See also: Spotlight domestic abuse review — big changes ahead for Family Court (from the Transparency Project, one of the many respondents to the panel’s consultation).
Divorce law reform
The Divorce, Dissolution and Separation Act 2020 received Royal Assent on 25 June, after years of campaigning and several previous attempts to reform the law. It amends section 1 of the Matrimonial Causes Act 1973 to remove the requirement, when seeking a divorce, to establish facts demonstrating the irretrievable breakdown of the marriage. It is now sufficient for the parties to give a statement saying that is the case. Amendments to similar effect are made in respect of judicial separation, and to dissolution and separation under the Civil Partnership Act 2004.
Legal Blogging Pilot extended
The Transparency Project, which might be said to have given the idea wings, reports how the Legal Blogging Pilot under Family Procedure Rules Practice Direcion 36J has been extended until the end of December 2020: Legal Blogging Pilot Flies On...
The pilot has been running since 2018 and allows legally qualified legal bloggers to attend private family hearings to aid transparency.
For more information, see their Legal Bloggers page.
By way of an example, see a recent post from Alice Twaite, Legal blogging a remote family court hearing on the HMCTS platform of choice (CVP): Something of a collaboration in the end
In Travel between England and Wales (UK Human Rights Blog) Henry Tufnell of 1 Crown Office Row attempts to clear up some of the recent confusion over the position in relation to cross-border travel between England and Wales.

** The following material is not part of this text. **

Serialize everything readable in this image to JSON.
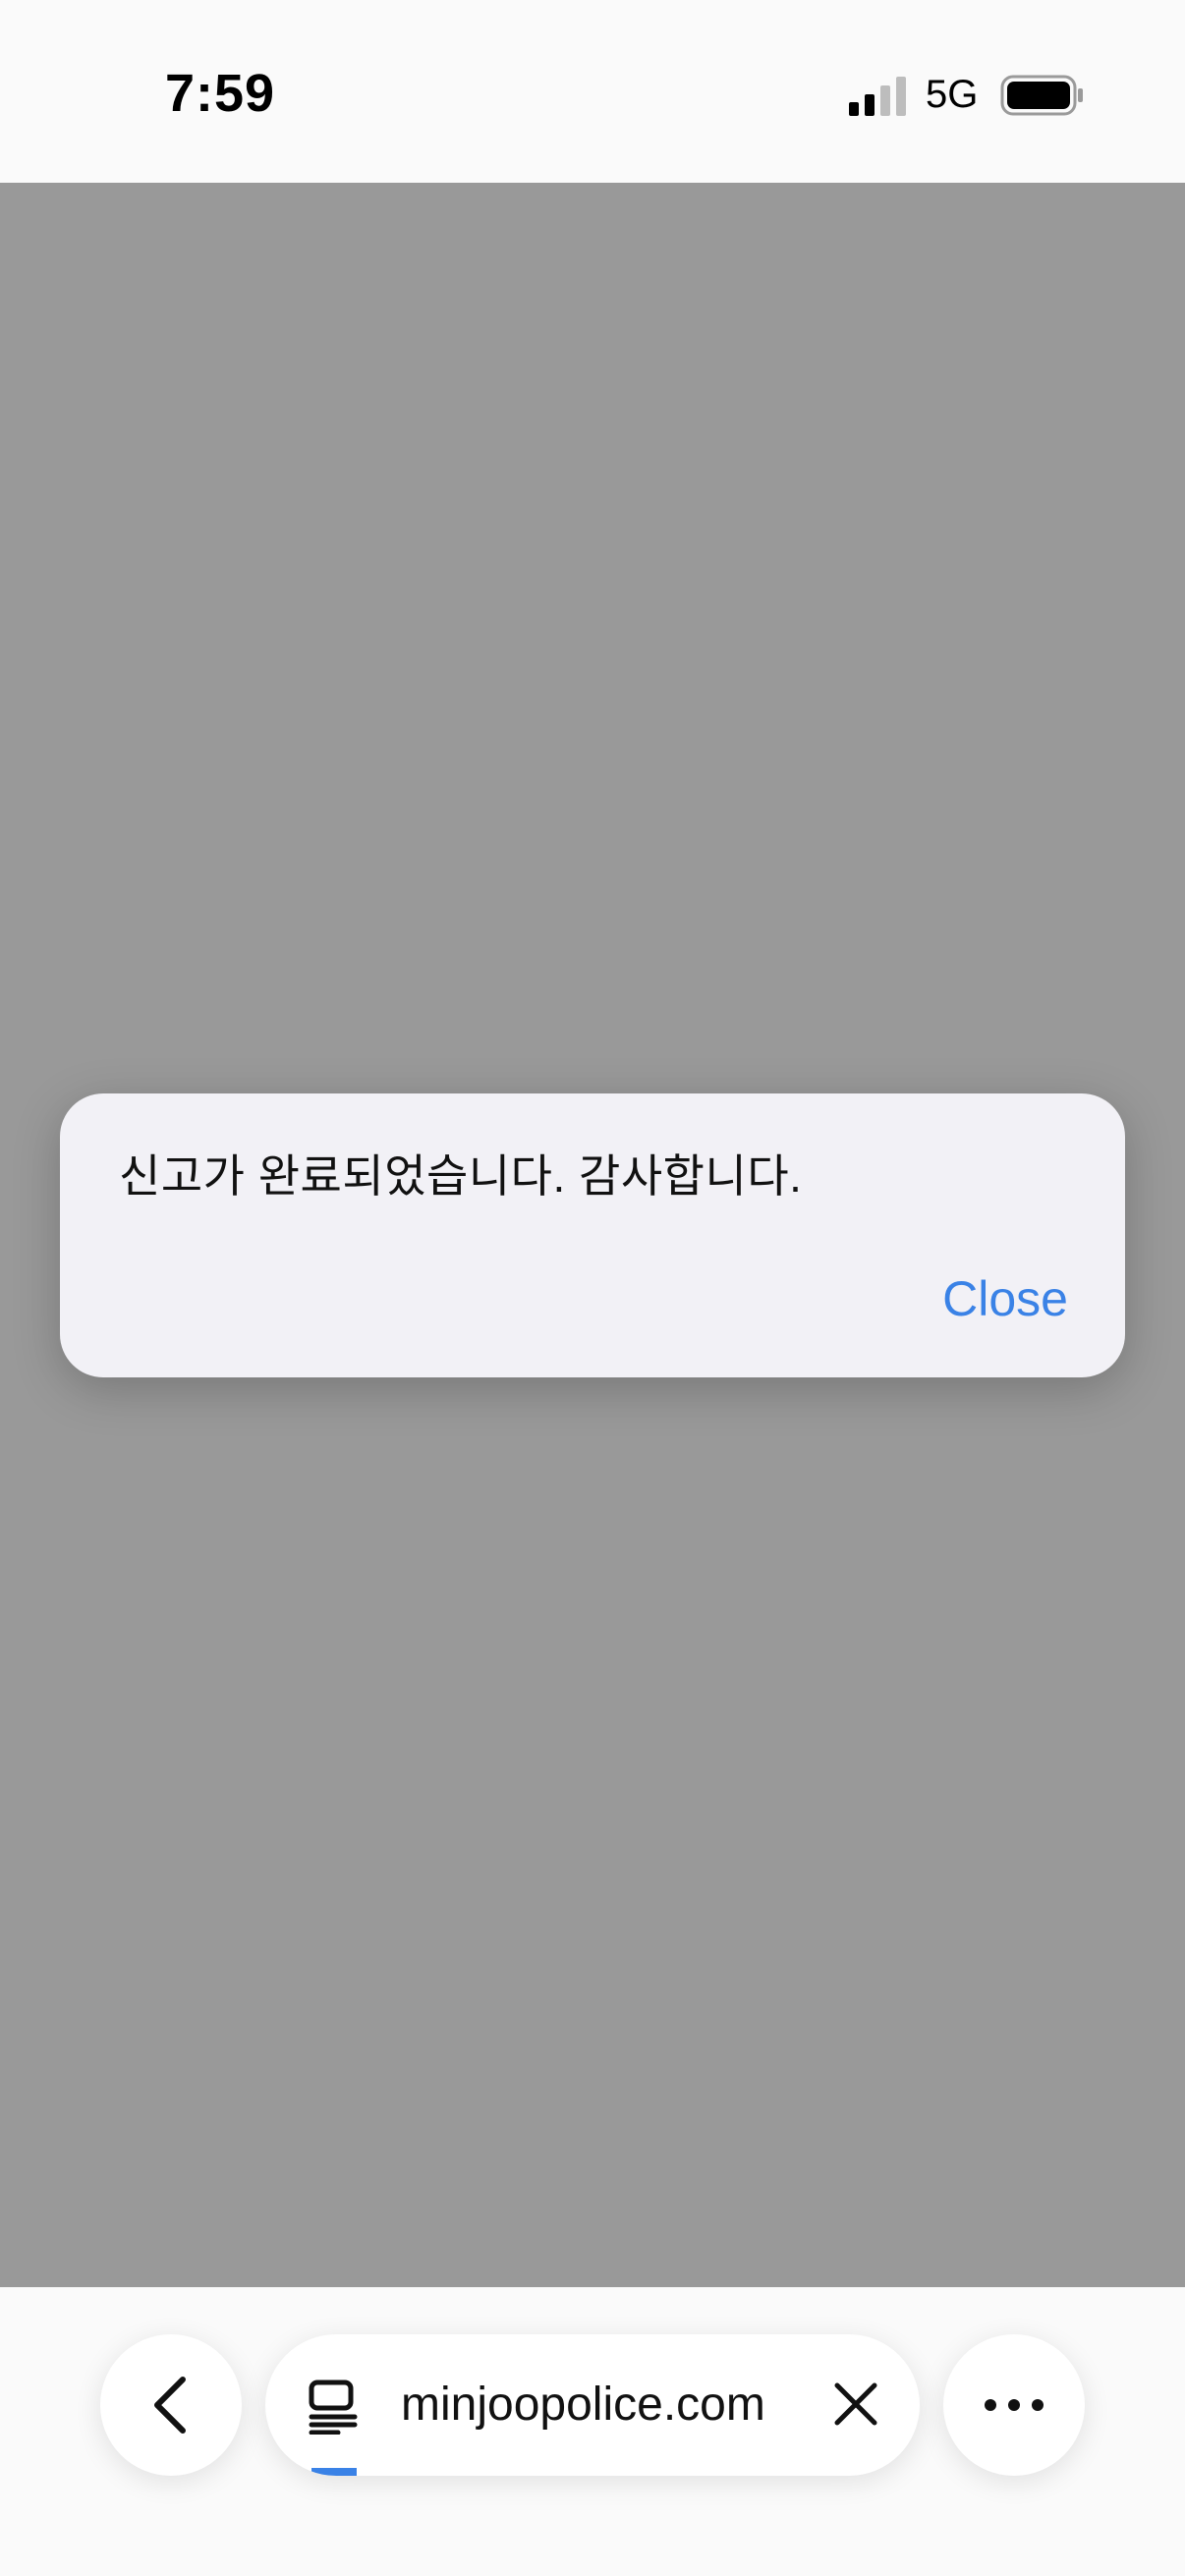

As Pride goes virtual this year, Each Other reports on What The Pandemic Will Mean For Pride 2020
New book: Welcome to Britain: Fixing Our Broken Immigration System, by Colin Yeo. A blog post on Free Movement (the immigration law platform founded and run by Yeo) explains what is in the book, signed copies of which can be ordered via the site.
A new Timeline of the history of the British and Irish Legal Information Institute (BAILII) has been created to mark the platform’s 20th anniversary this year. We’ll be publishing more about this anniversary and what BAILII has achieved in due course.
The Attorney General’s office is monitoring media coverage of Saturday’s suspected terror attack in Reading over contempt of court concerns. (It is a contempt to publish any information that could create a substantial risk that the course of justice in proceedings could be seriously impeded or prejudiced.)
Free Movement reports that Home Secretary to accept Windrush Lessons Learned recommendations “in full”.
Dates and Deadlines
In conversation with Joshua Rozenberg QC (hon)
Mishcon Academy: Digital Sessions —Wednesday 08 July 2020, 4–5pm
Mishcon’s Managing Partner James Libson will talk to Joshua about his latest book Enemies of the People? How Judges Shape Society and its central premise that the judiciary are not enemies of the people, addressing the commentators who argue that judges have overreached themselves. This will be discussed in the context of both Miller cases which James led.
We reviewed the book on the ICLR Blog here.
Work for APPEAL
Closing date 5pm, 22 July 2020
APPEAL say they are looking for “an exceptional qualified solicitor or barrister with experience of criminal law to join the team. If you want to have a direct impact on overturning miscarriages of justice and fixing our broken criminal justice”. They are also (separately) looking for “an exceptional and highly motivated communications and policy professional”.
For more details, see their Careers page.
Tweet of the Week
In which Dominic Regan finds something amusing in Viz:
That’s it for this week. Thanks for reading, and thanks for the tweets and blogs and links to content from which this post was derived. And stay safe!